A topical prescription cream currently on the market for treating precancerous lesions caused by sun damage may have a secondary and much more appealing use. A study published this month in the Archives of Dermatology
revealed that out of 21 patients on the study, nearly 90 per cent reported anywhere between mild to moderate improvement in their skin's wrinkles and another 75 per cent stating sun damage was much or moderately improved.
During the two-week study, patients between the ages of 56-85 who had sun damaged skin applied the 5 per cent fluorouracil cream known as Efudex twice daily to their skin. After some itchiness and facial peeling, an improved dermal layer emerged, resulting in better looking skin.
Some specific results
include a decrease in the average number of actinic keratoses lesions of 11.6 per person to 1.5 per person, decrease and softening of wrinkles and improvements in dark skin spots.
Official study conclusions
explain the results as:
Topical fluorouracil causes epidermal injury, which stimulates wound healing and dermal remodeling resulting in improved appearance. The mechanism of topical fluorouracil in photoaged skin follows a predictable wound healing pattern of events reminiscent of that seen with laser treatment of photoaging.
The study lead, Dana L. Sachs, M.D., University of Michigan, stated in a report
that although the results were positive and the chemotherapy drug was generally tolerated in it's topical form, there were some minor problems with discomfort, with only one study patient experiencing severe inflammation of the skin.
Despite the itchy peeling skin and the treatment being moderately uncomfortable, 17 out of 19 happy users said they would pay for the treatment directly out of pocket. The treatment would be less costly than laser resurfacing
, although the compared results of the two treatments may not be exactly the same.

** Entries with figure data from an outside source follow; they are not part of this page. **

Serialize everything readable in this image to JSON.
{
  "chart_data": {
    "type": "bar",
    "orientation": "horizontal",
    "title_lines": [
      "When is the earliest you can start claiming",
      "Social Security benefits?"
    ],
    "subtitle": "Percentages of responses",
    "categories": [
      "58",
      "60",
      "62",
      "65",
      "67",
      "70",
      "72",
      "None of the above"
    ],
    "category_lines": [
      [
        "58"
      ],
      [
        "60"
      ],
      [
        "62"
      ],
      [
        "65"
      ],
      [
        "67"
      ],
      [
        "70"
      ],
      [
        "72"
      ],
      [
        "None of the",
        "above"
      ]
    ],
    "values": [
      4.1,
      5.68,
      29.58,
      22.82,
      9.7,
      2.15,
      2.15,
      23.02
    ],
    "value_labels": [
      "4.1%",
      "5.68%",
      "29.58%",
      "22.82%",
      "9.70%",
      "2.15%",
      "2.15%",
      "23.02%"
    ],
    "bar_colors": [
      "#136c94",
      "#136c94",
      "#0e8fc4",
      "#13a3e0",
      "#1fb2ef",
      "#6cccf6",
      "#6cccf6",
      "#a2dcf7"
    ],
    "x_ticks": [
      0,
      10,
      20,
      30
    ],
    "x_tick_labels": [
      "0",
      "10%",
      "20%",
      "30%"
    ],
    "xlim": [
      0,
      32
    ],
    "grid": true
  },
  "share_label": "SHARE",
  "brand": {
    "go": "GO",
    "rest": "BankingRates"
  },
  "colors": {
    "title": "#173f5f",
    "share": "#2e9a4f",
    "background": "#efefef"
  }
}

Patients who were treated with systemic fluorouracil for colon, head and neck, pancreas and other cancers have noted a change in the appearance of their skin, prompting the development of the cream. For many, the future of better looking skin could be found in a tiny tube.
The small-scale study was funded by Valeant Pharmaceuticals International, the makers of Efudex and other dermatological drugs used for acne, psoriasis, scars and pigmentation problems. The company is located in many areas around the globe including Canada, the US, Latin America, Australia and Europe.